The policy statement of GOI on Fertilizer reads as under:

“For sustained agricultural growth and to promote balanced nutrient application, it is imperative that fertilizers are made available to farmers at affordable prices. With this objective, urea being the only controlled fertilizer, is sold at statutory notified uniform sale price, and decontrolled Phosphatic and Potassic fertilizes are sold at indicative maximum retail prices (MRPs). The statutorily notified sale price and indicative MRP is generally less than the cost of production of the irrespective manufacturing unit. The difference between the cost of production and the selling price/MRP is paid as subsidy/concession to manufacturers. As the consumer prices of both indigenous and imported fertilizers are fixed uniformly, financial support is also given on imported urea and decontrolled Phosphatic and Potassic fertilizers.”

Interestingly, Fertilizer, one of the highest subsidized sectors is also subject to a variety of central and state taxes. Impost/levies thus increase the cost of fertilizers. Such cost increases have to be either recovered by increase in MRP which shift the burden on the farmers or it has to be compensated by the Central Government in the form of subsidy. Though most central or state taxes, to the extent no set off is eligible, are reimbursed by Central government through Subsidy. However, this is except few additional VAT levied by some states. The matter receives its highest dramatic stage when tax is demanded on subsidy itself. In any case, the co-existence of subsidy and taxes on the same product is a classical case of Government giving money (subsidy) with one hand and taking money (as taxes) with another hand.

The issue of taxation of subsidy is bound to become more serious in coming years for fertilizer industries especially in the case of urea.  Urea price is statutorily controlled by the Government.  Being a political commodity, urea is over-subsidized. Thus, the share of subsidy in delivered cost of urea is around 69 percent in 2012-13. The share of maximum retail price (MRP), on the hand, would decline to 19 percent .The share of subsidy in delivered cost of imported urea would be even higher.

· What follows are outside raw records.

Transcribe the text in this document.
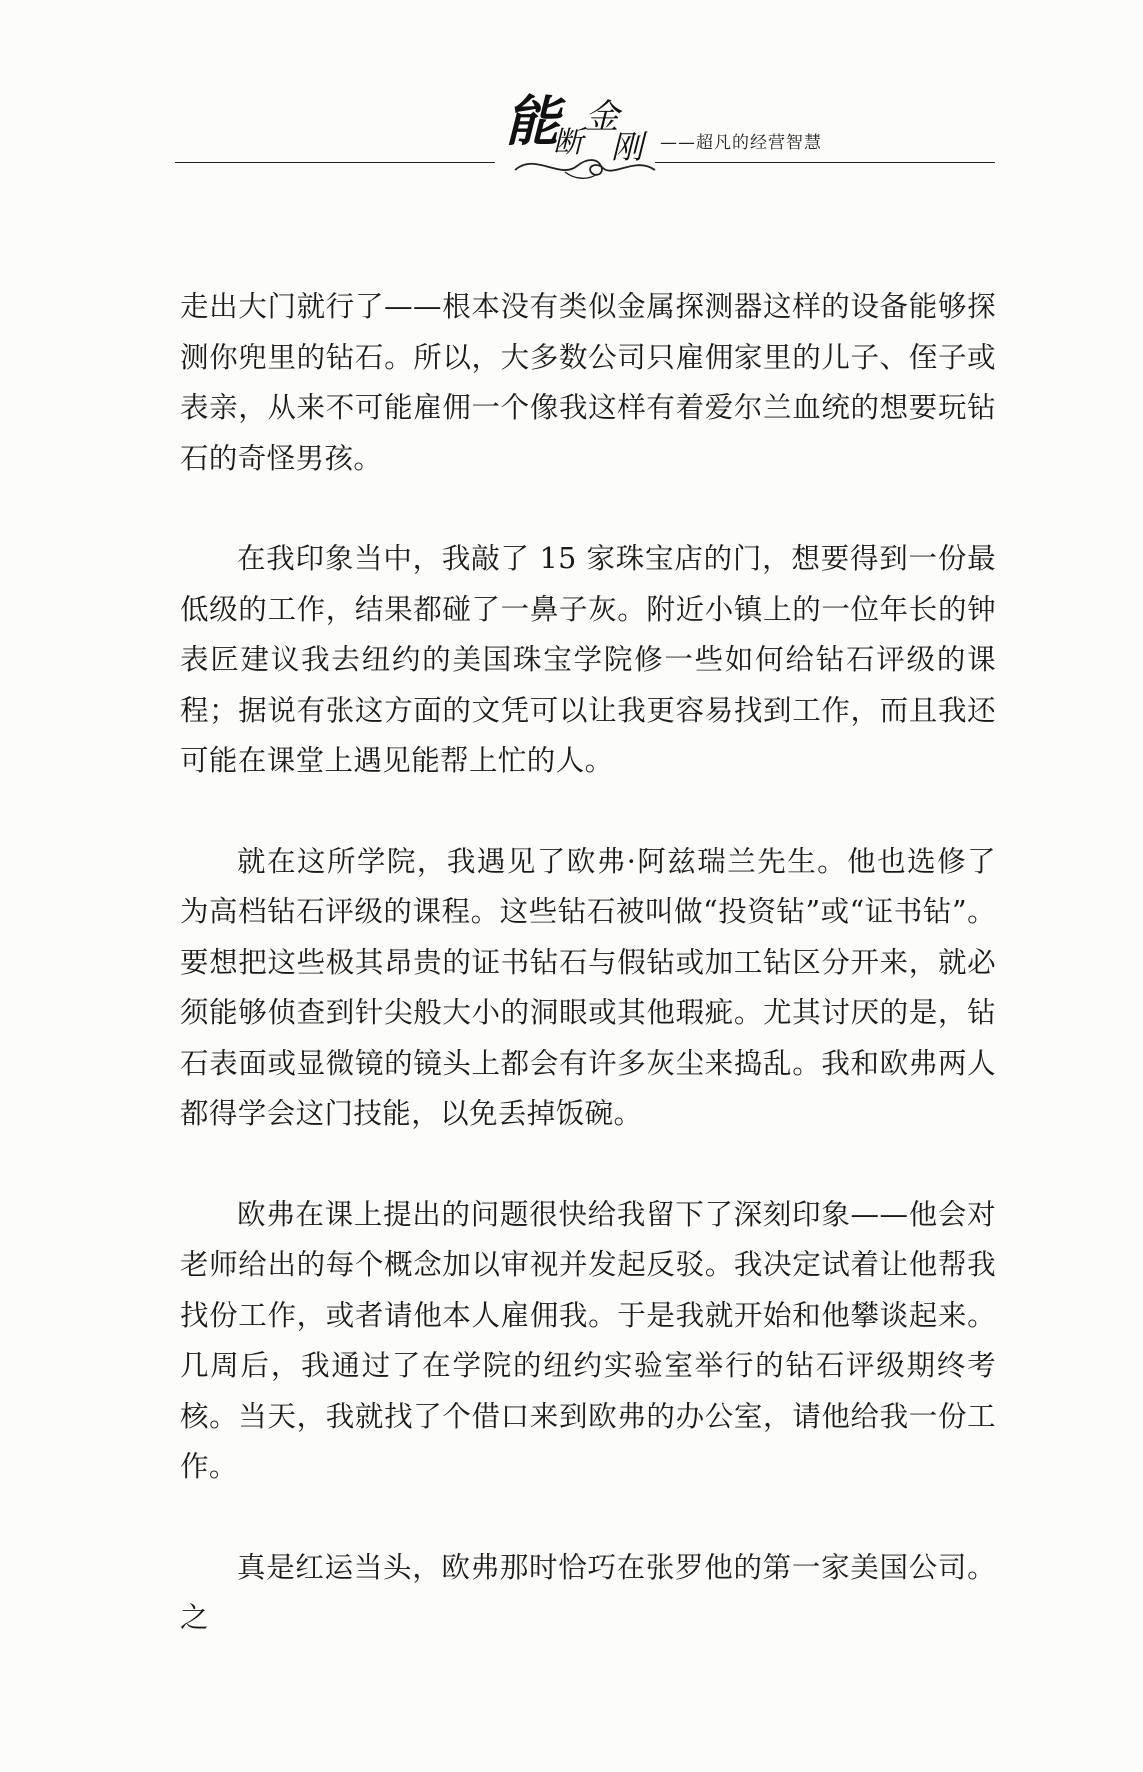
能
断
金
刚 ——超凡的经营智慧

走出大门就行了——根本没有类似金属探测器这样的设备能够探测你兜里的钻石。所以，大多数公司只雇佣家里的儿子、侄子或表亲，从来不可能雇佣一个像我这样有着爱尔兰血统的想要玩钻石的奇怪男孩。

在我印象当中，我敲了 15 家珠宝店的门，想要得到一份最低级的工作，结果都碰了一鼻子灰。附近小镇上的一位年长的钟表匠建议我去纽约的美国珠宝学院修一些如何给钻石评级的课程；据说有张这方面的文凭可以让我更容易找到工作，而且我还可能在课堂上遇见能帮上忙的人。

就在这所学院，我遇见了欧弗·阿兹瑞兰先生。他也选修了为高档钻石评级的课程。这些钻石被叫做“投资钻”或“证书钻”。要想把这些极其昂贵的证书钻石与假钻或加工钻区分开来，就必须能够侦查到针尖般大小的洞眼或其他瑕疵。尤其讨厌的是，钻石表面或显微镜的镜头上都会有许多灰尘来捣乱。我和欧弗两人都得学会这门技能，以免丢掉饭碗。

欧弗在课上提出的问题很快给我留下了深刻印象——他会对老师给出的每个概念加以审视并发起反驳。我决定试着让他帮我找份工作，或者请他本人雇佣我。于是我就开始和他攀谈起来。几周后，我通过了在学院的纽约实验室举行的钻石评级期终考核。当天，我就找了个借口来到欧弗的办公室，请他给我一份工作。

真是红运当头，欧弗那时恰巧在张罗他的第一家美国公司。之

The tax men are busy in messing the policy by demanding Excise duty, Service Tax, VAT or Sales Tax on such subsidies depending upon possibility of fitting such subsidies in tax net without appreciating that subsidy is provided by the Central Government in public interest and the entire benefit of such subsidy will have to be passed on to the consumers.

A lot is being talked about reforms like rationalizing subsidy and introduction of GST. But till the time such much talked reforms come into play, the Fertilizer industries hopes that a suitable clarification, categorically defining the tax treatment of each subsidy.